A Frame Rate Optimization Framework For Improving Continuity In Video Streaming

TL;DR

This paper presents a frame rate optimization framework for video streaming that reduces prebuffering needs and maintains continuity by jointly adjusting encoder and decoder frame rates using Lyapunov optimization, resulting in lower distortion and delay.

Contribution

It introduces a novel joint adjustment model with virtual buffers and Lyapunov optimization for improved video streaming quality and latency management.

Findings

Significantly reduces prebuffering requirements.

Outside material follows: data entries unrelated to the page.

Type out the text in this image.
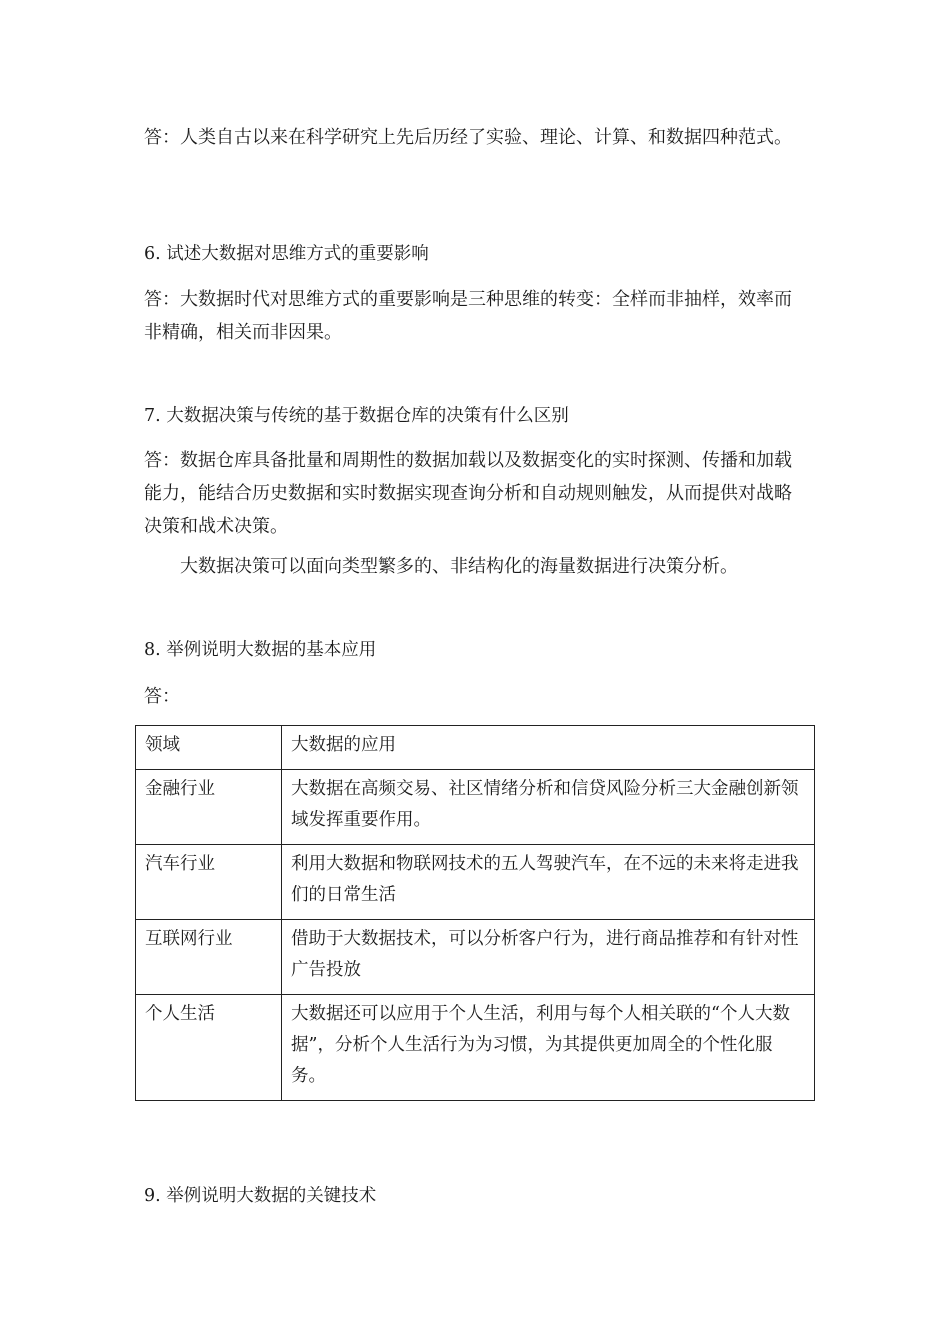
答：人类自古以来在科学研究上先后历经了实验、理论、计算、和数据四种范式。

6. 试述大数据对思维方式的重要影响

答：大数据时代对思维方式的重要影响是三种思维的转变：全样而非抽样，效率而非精确，相关而非因果。

7. 大数据决策与传统的基于数据仓库的决策有什么区别

答：数据仓库具备批量和周期性的数据加载以及数据变化的实时探测、传播和加载能力，能结合历史数据和实时数据实现查询分析和自动规则触发，从而提供对战略决策和战术决策。

大数据决策可以面向类型繁多的、非结构化的海量数据进行决策分析。

8. 举例说明大数据的基本应用

答：

领域	大数据的应用
金融行业	大数据在高频交易、社区情绪分析和信贷风险分析三大金融创新领域发挥重要作用。
汽车行业	利用大数据和物联网技术的五人驾驶汽车，在不远的未来将走进我们的日常生活
互联网行业	借助于大数据技术，可以分析客户行为，进行商品推荐和有针对性广告投放
个人生活	大数据还可以应用于个人生活，利用与每个人相关联的“个人大数据”，分析个人生活行为为习惯，为其提供更加周全的个性化服务。

9. 举例说明大数据的关键技术
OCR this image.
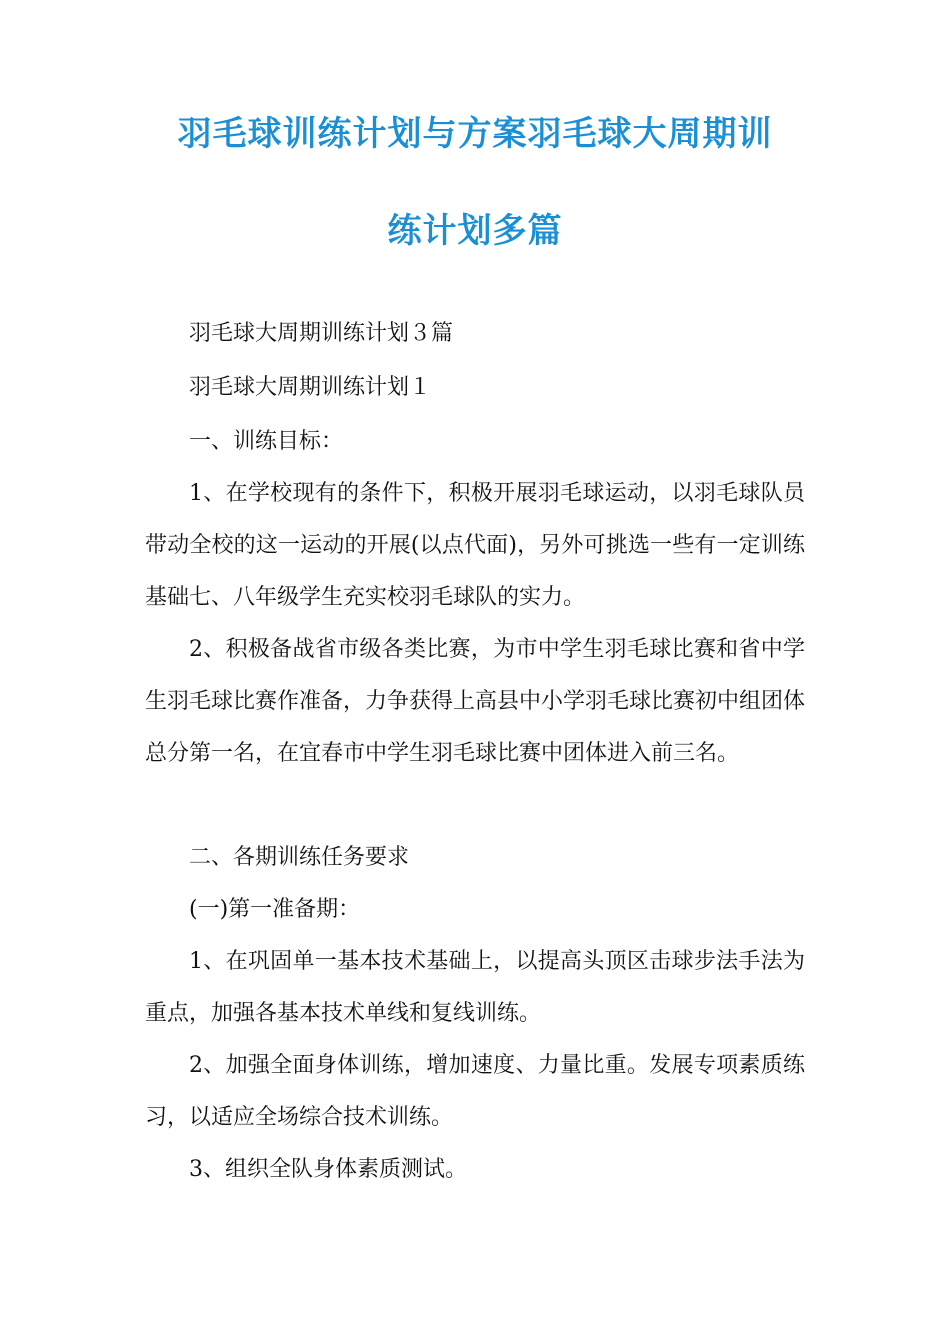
羽毛球训练计划与方案羽毛球大周期训
练计划多篇

羽毛球大周期训练计划３篇

羽毛球大周期训练计划１

一、训练目标：

1、在学校现有的条件下，积极开展羽毛球运动，以羽毛球队员带动全校的这一运动的开展(以点代面)，另外可挑选一些有一定训练基础七、八年级学生充实校羽毛球队的实力。

2、积极备战省市级各类比赛，为市中学生羽毛球比赛和省中学生羽毛球比赛作准备，力争获得上高县中小学羽毛球比赛初中组团体总分第一名，在宜春市中学生羽毛球比赛中团体进入前三名。

二、各期训练任务要求

(一)第一准备期：

1、在巩固单一基本技术基础上，以提高头顶区击球步法手法为重点，加强各基本技术单线和复线训练。

2、加强全面身体训练，增加速度、力量比重。发展专项素质练习，以适应全场综合技术训练。

3、组织全队身体素质测试。
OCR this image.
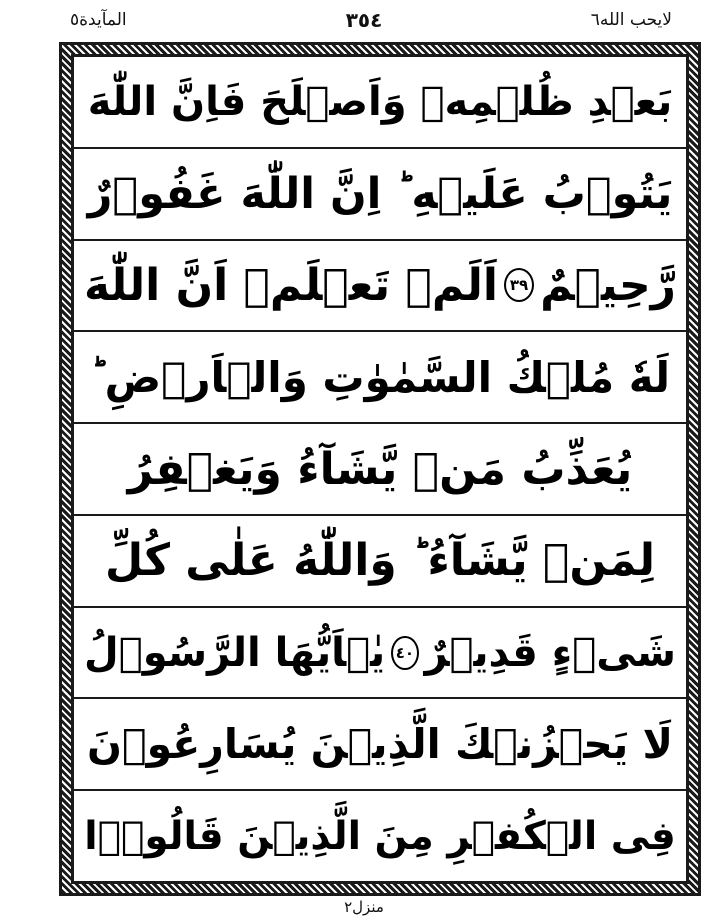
المآيدة٥	٣٥٤	لايحب الله٦
بَعۡدِ ظُلۡمِهٖ وَاَصۡلَحَ فَاِنَّ اللّٰهَ
يَتُوۡبُ عَلَيۡهِ ؕ اِنَّ اللّٰهَ غَفُوۡرٌ
رَّحِيۡمٌ
٣٩
اَلَمۡ تَعۡلَمۡ اَنَّ اللّٰهَ
لَهٗ مُلۡكُ السَّمٰوٰتِ وَالۡاَرۡضِ ؕ
يُعَذِّبُ مَنۡ يَّشَآءُ وَيَغۡفِرُ
لِمَنۡ يَّشَآءُ ؕ وَاللّٰهُ عَلٰى كُلِّ
شَىۡءٍ قَدِيۡرٌ
٤٠
يٰۤاَيُّهَا الرَّسُوۡلُ
لَا يَحۡزُنۡكَ الَّذِيۡنَ يُسَارِعُوۡنَ
فِى الۡكُفۡرِ مِنَ الَّذِيۡنَ قَالُوۡۤا
منزل٢
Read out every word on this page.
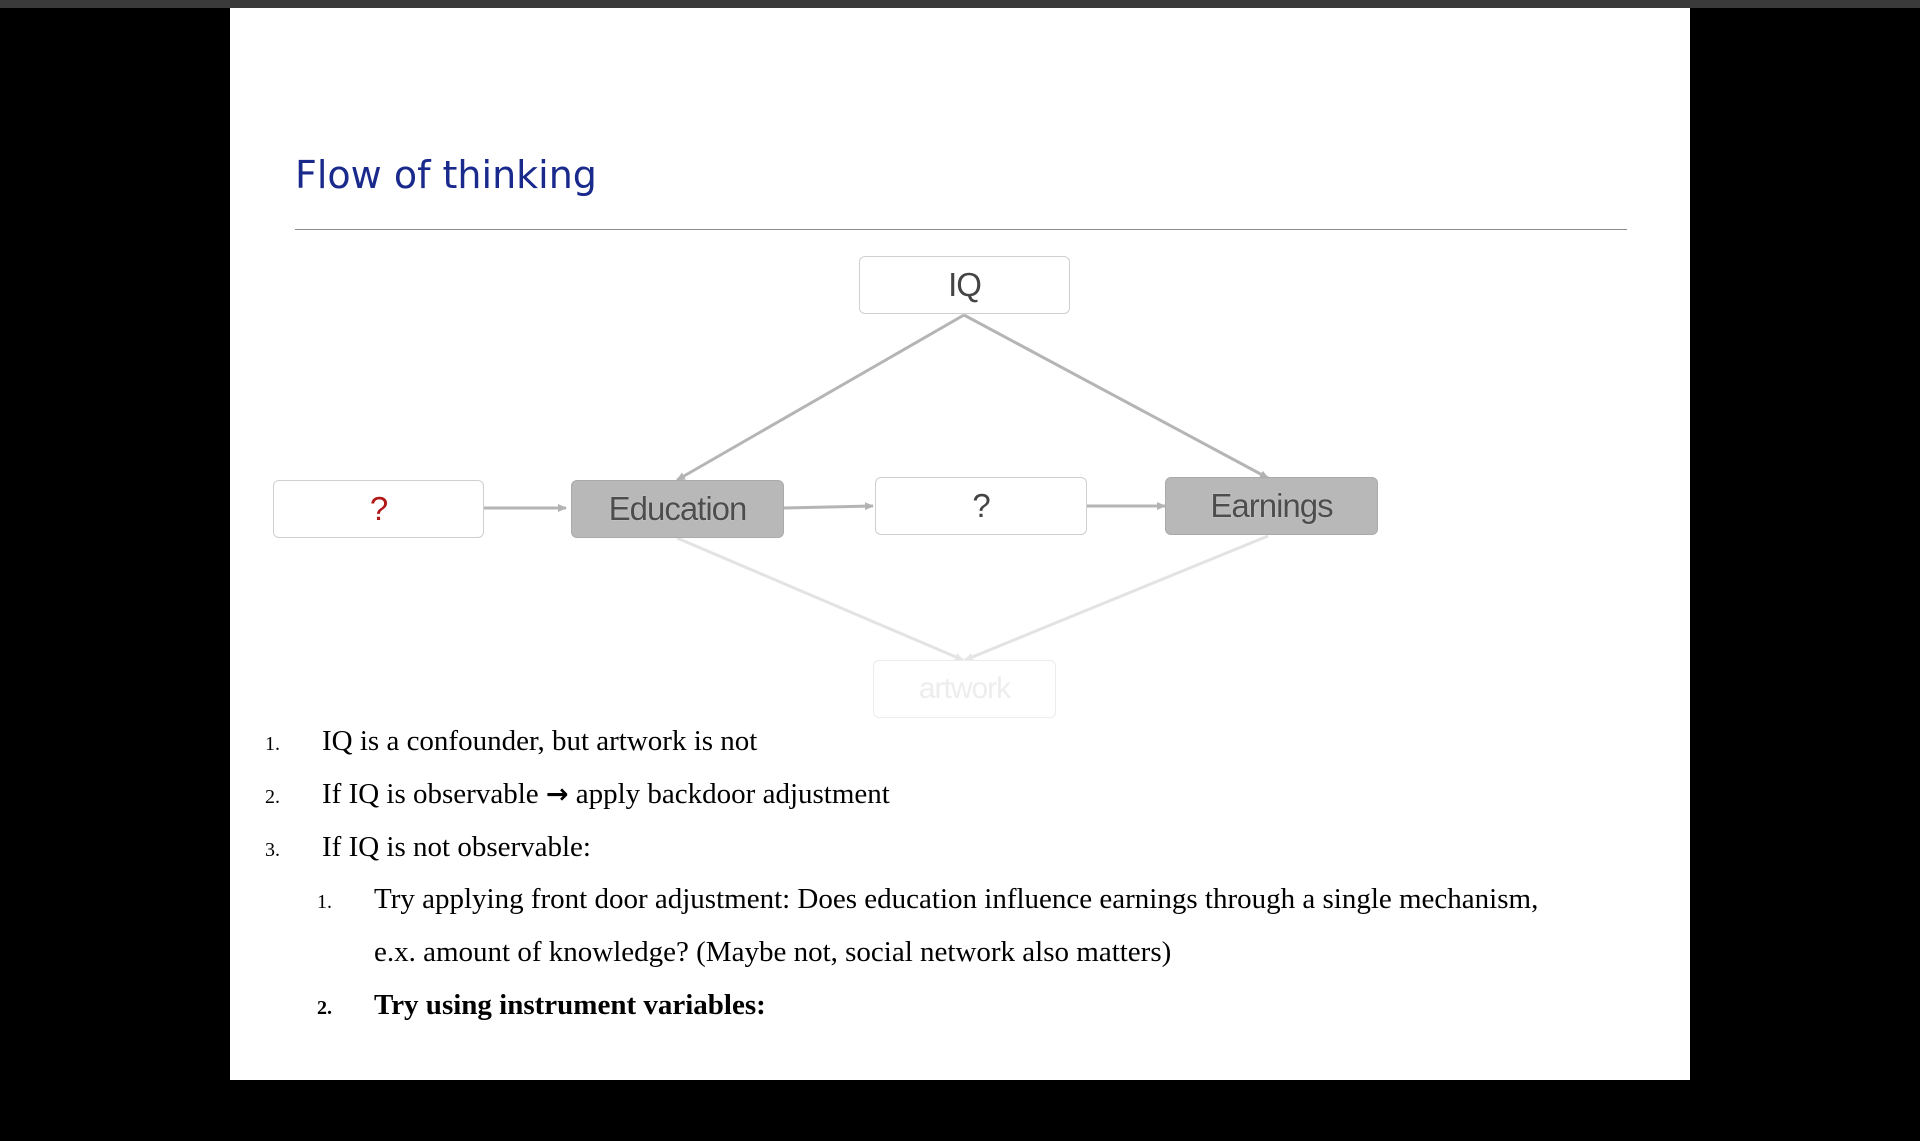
Flow of thinking
IQ
?	Education	?	Earnings
artwork
1. IQ is a confounder, but artwork is not
2. If IQ is observable → apply backdoor adjustment
3. If IQ is not observable:
1. Try applying front door adjustment: Does education influence earnings through a single mechanism,
e.x. amount of knowledge? (Maybe not, social network also matters)
2. Try using instrument variables:

e.g. Angrist & Krueger (1991):  birth quarter; compulsory education laws
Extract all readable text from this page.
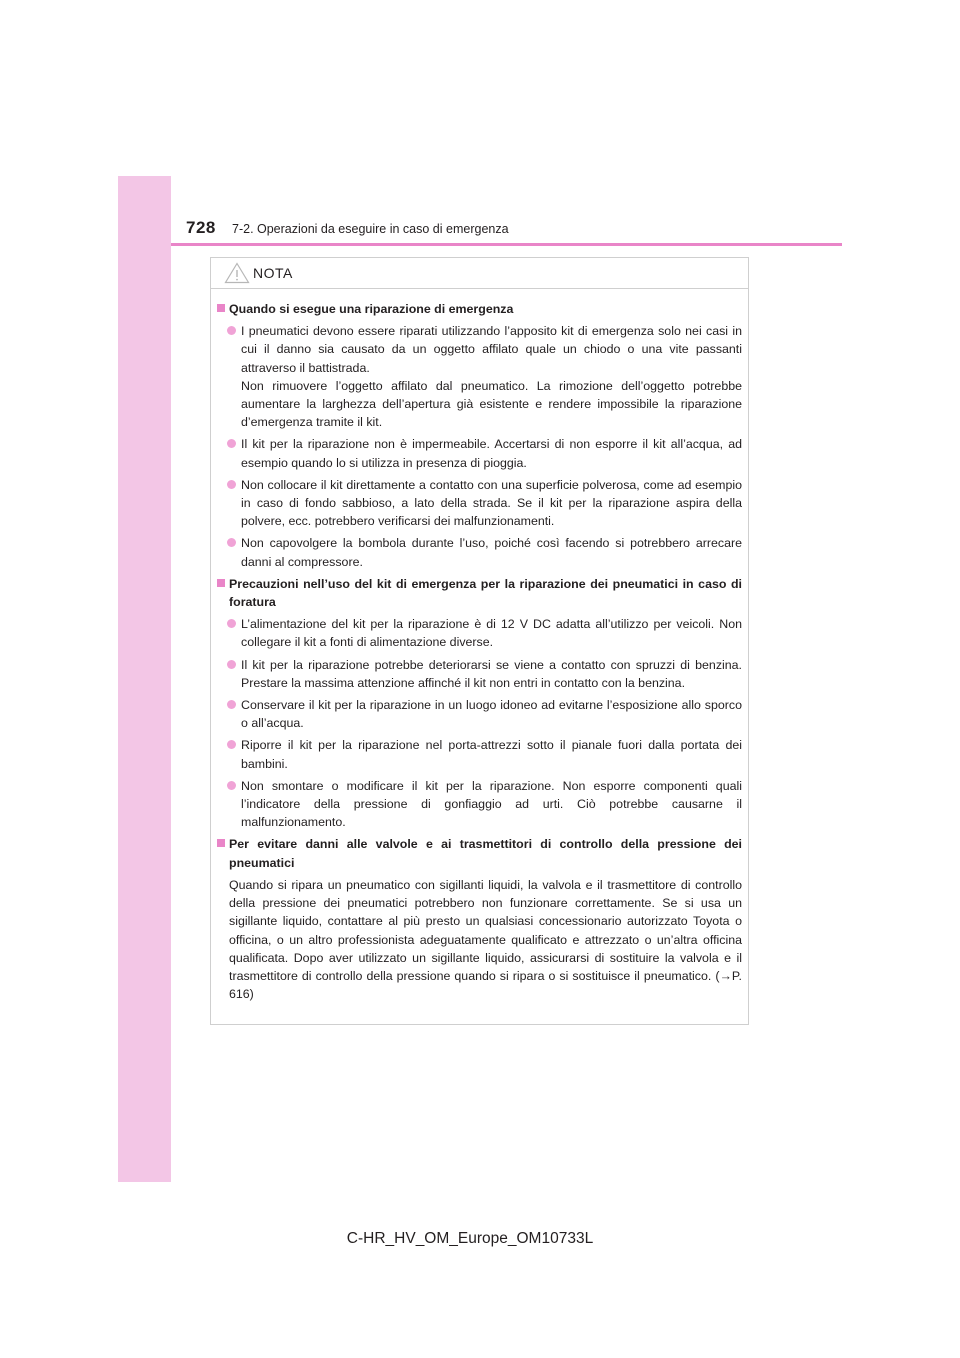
728 7-2. Operazioni da eseguire in caso di emergenza
NOTA
Quando si esegue una riparazione di emergenza
I pneumatici devono essere riparati utilizzando l’apposito kit di emergenza solo nei casi in cui il danno sia causato da un oggetto affilato quale un chiodo o una vite passanti attraverso il battistrada.
Non rimuovere l’oggetto affilato dal pneumatico. La rimozione dell’oggetto potrebbe aumentare la larghezza dell’apertura già esistente e rendere impossibile la riparazione d’emergenza tramite il kit.
Il kit per la riparazione non è impermeabile. Accertarsi di non esporre il kit all’acqua, ad esempio quando lo si utilizza in presenza di pioggia.
Non collocare il kit direttamente a contatto con una superficie polverosa, come ad esempio in caso di fondo sabbioso, a lato della strada. Se il kit per la riparazione aspira della polvere, ecc. potrebbero verificarsi dei malfunzionamenti.
Non capovolgere la bombola durante l’uso, poiché così facendo si potrebbero arrecare danni al compressore.
Precauzioni nell’uso del kit di emergenza per la riparazione dei pneumatici in caso di foratura
L’alimentazione del kit per la riparazione è di 12 V DC adatta all’utilizzo per veicoli. Non collegare il kit a fonti di alimentazione diverse.
Il kit per la riparazione potrebbe deteriorarsi se viene a contatto con spruzzi di benzina. Prestare la massima attenzione affinché il kit non entri in contatto con la benzina.
Conservare il kit per la riparazione in un luogo idoneo ad evitarne l’esposizione allo sporco o all’acqua.
Riporre il kit per la riparazione nel porta-attrezzi sotto il pianale fuori dalla portata dei bambini.
Non smontare o modificare il kit per la riparazione. Non esporre componenti quali l’indicatore della pressione di gonfiaggio ad urti. Ciò potrebbe causarne il malfunzionamento.
Per evitare danni alle valvole e ai trasmettitori di controllo della pressione dei pneumatici
Quando si ripara un pneumatico con sigillanti liquidi, la valvola e il trasmettitore di controllo della pressione dei pneumatici potrebbero non funzionare correttamente. Se si usa un sigillante liquido, contattare al più presto un qualsiasi concessionario autorizzato Toyota o officina, o un altro professionista adeguatamente qualificato e attrezzato o un’altra officina qualificata. Dopo aver utilizzato un sigillante liquido, assicurarsi di sostituire la valvola e il trasmettitore di controllo della pressione quando si ripara o si sostituisce il pneumatico. (→P. 616)
C-HR_HV_OM_Europe_OM10733L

Maintains low playout distortion.

Provides a better delay-quality tradeoff.

Abstract

This paper aims to reduce the prebuffering requirements, while maintaining continuity, for video streaming. Current approaches do this by making use of adaptive media playout (AMP) to reduce the playout rate. However, this introduces playout distortion to the viewers and increases the viewing latency. We approach this by proposing a frame rate optimization framework that adjusts both the encoder frame generation rate and the decoder playout frame rate. Firstly, we model this problem as the joint adjustment of the encoder frame generation interval and the decoder playout frame interval. This model is used with a discontinuity penalty virtual buffer to track the accumulated difference between the receiving frame interval and the playout frame interval. We then apply Lyapunov optimization to the model to systematically derive a pair of decoupled optimization policies. We show that the occupancy of the discontinuity penalty virtual buffer is correlated to the video discontinuity and that this framework produces a very low playout distortion in addition to a significant reduction in the prebuffering requirements compared to existing approaches. Secondly, we introduced a delay constraint into the framework by using a delay accumulator virtual buffer. Simulation results show that the the delay constrained framework provides a superior tradeoff between the video quality and the delay introduced compared to the existing approach. Finally, we analyzed the impact of delayed feedback between the receiver and the sender on the optimization policies. We show that the delayed feedbacks have a minimal impact on the optimization policies.